Degroof et Petercam unissent leurs forces dans un marché sous pression

Le futur ensemble, numéro trois de la banque privée en Belgique et premier acteur indépendant, lorgne des fonds de commerce à racheter en France
Alexandre Garabedian

Avec des marges attaquées, la banque privée et la gestion d’actifs sont de bons candidats à la consolidation. Les deux acteurs belges Banque Degroof et Petercam l’ont démontré hier en officialisant leur fusion, objet de rumeurs récurrentes. Dans la même logique, la BIL va racheter la banque privée de KBL en Suisse et lui vendre la sienne en Belgique (lire page 17).

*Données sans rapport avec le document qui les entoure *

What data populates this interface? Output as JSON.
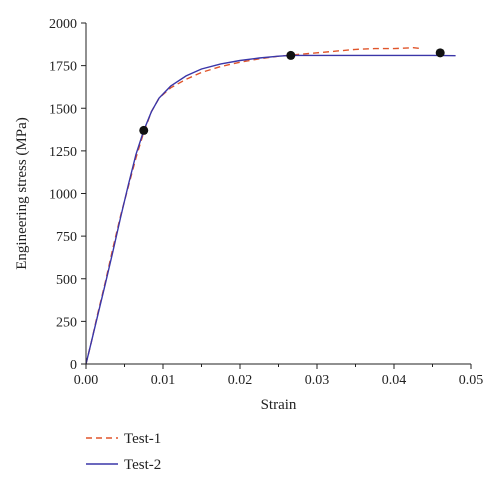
{
  "chart_data": {
    "type": "line",
    "title": "",
    "xlabel": "Strain",
    "ylabel": "Engineering stress (MPa)",
    "xlim": [
      0,
      0.05
    ],
    "ylim": [
      0,
      2000
    ],
    "x_ticks": [
      "0.00",
      "0.01",
      "0.02",
      "0.03",
      "0.04",
      "0.05"
    ],
    "y_ticks": [
      "0",
      "250",
      "500",
      "750",
      "1000",
      "1250",
      "1500",
      "1750",
      "2000"
    ],
    "grid": false,
    "legend_position": "bottom-left, below the plot",
    "series": [
      {
        "name": "Test-1",
        "color": "#e0552b",
        "dash": "dashed",
        "points": [
          [
            0.0,
            0
          ],
          [
            0.0007,
            130
          ],
          [
            0.0015,
            290
          ],
          [
            0.0025,
            480
          ],
          [
            0.0035,
            680
          ],
          [
            0.0045,
            870
          ],
          [
            0.0055,
            1040
          ],
          [
            0.0065,
            1210
          ],
          [
            0.0075,
            1360
          ],
          [
            0.0085,
            1480
          ],
          [
            0.0095,
            1560
          ],
          [
            0.011,
            1620
          ],
          [
            0.013,
            1670
          ],
          [
            0.015,
            1710
          ],
          [
            0.0175,
            1745
          ],
          [
            0.02,
            1770
          ],
          [
            0.0225,
            1790
          ],
          [
            0.025,
            1805
          ],
          [
            0.0275,
            1815
          ],
          [
            0.03,
            1825
          ],
          [
            0.0325,
            1835
          ],
          [
            0.035,
            1845
          ],
          [
            0.0375,
            1850
          ],
          [
            0.04,
            1850
          ],
          [
            0.0425,
            1855
          ],
          [
            0.0435,
            1850
          ]
        ]
      },
      {
        "name": "Test-2",
        "color": "#3a36a8",
        "dash": "solid",
        "points": [
          [
            0.0,
            0
          ],
          [
            0.0008,
            150
          ],
          [
            0.0016,
            300
          ],
          [
            0.0025,
            470
          ],
          [
            0.0035,
            660
          ],
          [
            0.0045,
            860
          ],
          [
            0.0055,
            1050
          ],
          [
            0.0065,
            1230
          ],
          [
            0.0075,
            1370
          ],
          [
            0.0085,
            1480
          ],
          [
            0.0095,
            1560
          ],
          [
            0.011,
            1630
          ],
          [
            0.013,
            1690
          ],
          [
            0.015,
            1730
          ],
          [
            0.0175,
            1760
          ],
          [
            0.02,
            1780
          ],
          [
            0.0225,
            1795
          ],
          [
            0.025,
            1805
          ],
          [
            0.0265,
            1810
          ],
          [
            0.03,
            1810
          ],
          [
            0.035,
            1810
          ],
          [
            0.04,
            1810
          ],
          [
            0.045,
            1810
          ],
          [
            0.048,
            1808
          ]
        ]
      }
    ],
    "markers": [
      {
        "x": 0.0075,
        "y": 1370
      },
      {
        "x": 0.0266,
        "y": 1810
      },
      {
        "x": 0.046,
        "y": 1825
      }
    ]
  }
}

Présent à la fois dans la gestion privée, la gestion institutionnelle et la banque d’investissement, le nouvel ensemble Degroof – Petercam revendique le troisième rang de la banque privée en Belgique, et le premier rang des indépendants. La transaction doit être bouclée au deuxième semestre 2015.

«Tout le secteur bancaire est sous pression: la réglementation est sans cesse plus exigeante, et les clients demandent une meilleure qualité de service avec un pricing plus bas. Aucune des deux maisons n’était forcée d’agir, mais il ne faut pas manquer ce type d’opportunité», résume Philippe Masset, recruté chez ING en Belgique par Banque Degroof en octobre dernier, et futur directeur général de la nouvelle structure.

L’ensemble Degroof – Petercam gérera 47 milliards d’euros d’encours, dont 33,5 milliards en banque privée, pour environ 1.500 collaborateurs. Il disposera d’un ratio de solvabilité tier one de 14%, qu’il entend faire progresser. L’effet de taille joue pour Degroof: la banque compte un millier de collaborateurs et affichait pour son exercice 2013 un bénéfice net de 74 millions et des fonds propres de près de 500 millions, contre respectivement 22 millions et 155 millions pour son partenaire.

Le tour de table du nouvel ensemble, largement familial, devrait refléter ce rapport de force. Selon la presse belge, les actionnaires de Degroof, conseillés par Rothschild, devraient en détenir 70% et ceux de Petercam, épaulés par JPMorgan, 30%. Des proportions que les dirigeants ne démentent pas.

Philippe Masset reste peu disert à ce stade sur les synergies de coûts du projet, alors que la presse belge évoque aussi des suppressions d’effectifs de 10% à 15%. «Il est trop tôt à ce stade. Il y a aura de la croissance dans certains domaines», souligne le dirigeant. Ce sera le cas en France, pays qui représentera 2 à 3% des actifs gérés du groupe. Seul Degroof, qui a repris Aforge Finance en 2008, y est physiquement présent, avec une équipe d’une centaine de personnes. «Nous souhaitons faire grandir l’activité à Paris, en rachetant d’autres petits acteurs ou des portefeuilles», indique Philippe Masset.